People have said that it's not exactly clear what this team needs from its coach. Obviously Murray's approach wasn't working, and Lombardi obviously feels going sterner, not softer, is what these guys will respond to. That could very well be it.
But consider also the roster makeup of this Kings team.
They're youngish but they're experienced. They're not going to blow anyone's doors off with their team speed. They have a star player who is spectacular in every part of the ice and a strongish supporting cast. They have a workhorse defenseman who's supposed to be great in all three zones supported by a 'D' corps of talented veterans. They have one of the best goaltenders in the league. Sutter knows how to work with a team like that.
Yeah, the game has changed a lot since Sutter was last an NHL coach but the way players respond to despotic authoritarians likely has not. Watching a Kings game, there is no real organization to their approach, no buildup through the rush. And Lombardi thinks that Sutter has the stronger hand than Murray ever could have to make them conform to a style.
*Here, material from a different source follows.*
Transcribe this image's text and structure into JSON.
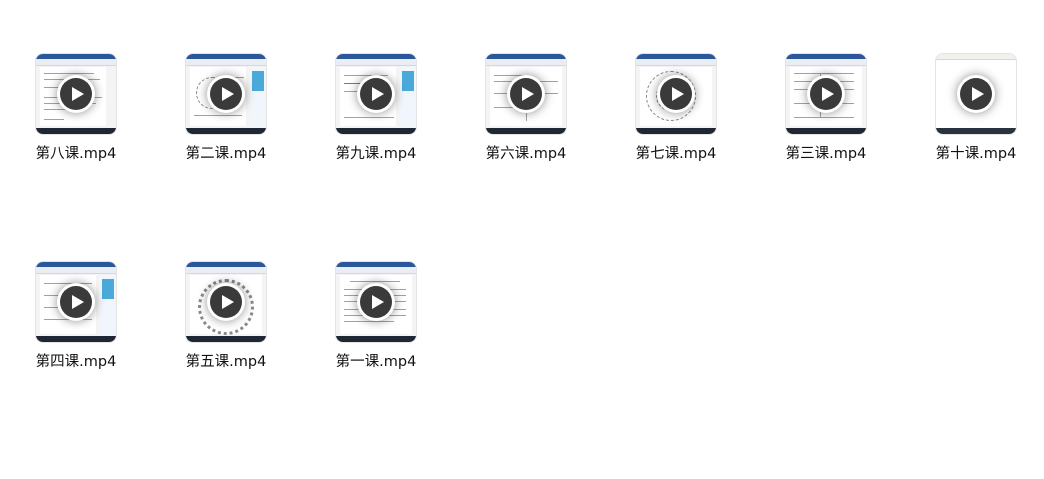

Could Sutter shape Anze Kopitar into a latter-day Jarome Iginla? Could he make Drew Doughty play with the offensive menace of a 20-year-old Dion Phaneuf? Maybe. But if ever a team, collectively, needed the stick instead of the carrot in the NHL this season, it's the Los Angeles Kings.
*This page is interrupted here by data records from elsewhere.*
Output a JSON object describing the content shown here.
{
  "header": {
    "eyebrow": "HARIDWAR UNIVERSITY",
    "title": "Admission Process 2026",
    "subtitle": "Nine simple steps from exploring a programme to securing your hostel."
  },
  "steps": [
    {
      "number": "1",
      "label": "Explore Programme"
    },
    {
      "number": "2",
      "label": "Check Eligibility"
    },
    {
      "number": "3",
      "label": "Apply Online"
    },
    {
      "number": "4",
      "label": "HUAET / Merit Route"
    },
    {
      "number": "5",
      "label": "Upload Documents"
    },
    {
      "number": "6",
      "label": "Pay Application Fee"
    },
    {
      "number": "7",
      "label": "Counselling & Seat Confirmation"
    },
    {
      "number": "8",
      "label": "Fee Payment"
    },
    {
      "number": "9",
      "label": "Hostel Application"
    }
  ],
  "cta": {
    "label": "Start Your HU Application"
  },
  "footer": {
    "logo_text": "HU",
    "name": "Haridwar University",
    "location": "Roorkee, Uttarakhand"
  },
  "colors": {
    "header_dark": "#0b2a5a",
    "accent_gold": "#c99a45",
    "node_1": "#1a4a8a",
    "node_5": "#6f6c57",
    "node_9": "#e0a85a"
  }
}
Darryl Sutter has never given anyone a carrot in his entire life.
No big deal if Dave Bolland says dumb things
I don't know what, exactly, prompted Dave Bolland to say all that hacky stuff about the "Sedin sisters" and all that, given that the Blackhawks and Canucks don't play for another month and a half. But boy did I enjoy it.
Again, not because the "Sedin sisters" crap is in any way funny or anything besides embarrassingly misogynist, but because of the reaction it got from the Canucks. Any time you get an NHL coach to call you names like a fourth grader, you are doing great work as a pest. Get in their heads, live there. Good stuff, even if you had another dozen games or so to go before you saw them again. Let 'em stew in it and think about you, not Jonathan Toews or Patrick Kane or Marian Hossa, for weeks on end.
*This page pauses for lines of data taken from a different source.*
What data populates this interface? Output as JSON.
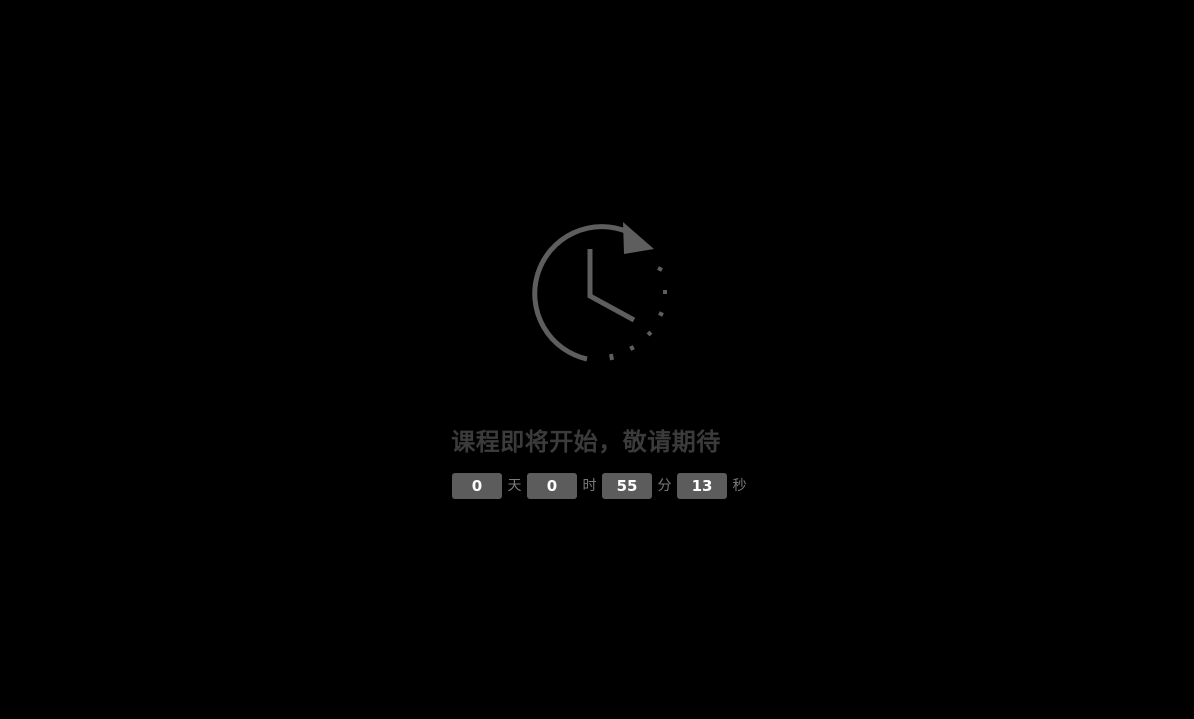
{
  "icon": "clock-countdown-icon",
  "colors": {
    "background": "#000000",
    "icon": "#5e5e5e",
    "headline": "#3b3b3b",
    "number_box": "#5c5c5c",
    "number_text": "#ffffff",
    "unit_text": "#7a7a7a"
  },
  "message": "课程即将开始，敬请期待",
  "countdown": {
    "days": "0",
    "days_unit": "天",
    "hours": "0",
    "hours_unit": "时",
    "minutes": "55",
    "minutes_unit": "分",
    "seconds": "13",
    "seconds_unit": "秒"
  }
}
And that's why it's so unfortunate that he later backed off those comments. "I respect the Sedins and stuff but I was just tryin' to be entertaining on the radio, gee heck."
That's weak, and you can more or less assume that's the result of someone, be it a PR guy or coach, pulling him aside and saying cut the crap.
What happened to the league? Can hockey players really not chirp each other through the press these days without having to apologize? Look, Bolland said some ridiculous stuff (i.e. The Sedins wouldn't be welcome on the Blackhawks), but he should be allowed to say it and, if he's that dumb, believe it too.
Teams have a history of shutting up outspoken players (Exhibit A: the Alex Semin "I prefer Kane to Crosby" dustup), and not allowing guys to say anything leads to a lot of, "Y'know, I was just going hard to the net and they got me the puck and I was just happy I could get it by the goalie."
(Somehow, though, no one chided Vigneault because calling a player on another team stupid and ugly — while misunderstanding what IQ is —is apparently not in any way out of line.)
If nothing else, 24/7 has shown us that the league's always going to be more fun with guys being uncensored.
So let them say what they want.
Pearls of Biz-dom
We all know that there isn't a better Twitter account out there than that of Paul Bissonnette. So why not find his best bit of advice on love, life and lappers from the last week?
BizNasty on toiletries: "Just found glow in the dark [toilet paper] online. Christmas present to myself. Twooping in the dark."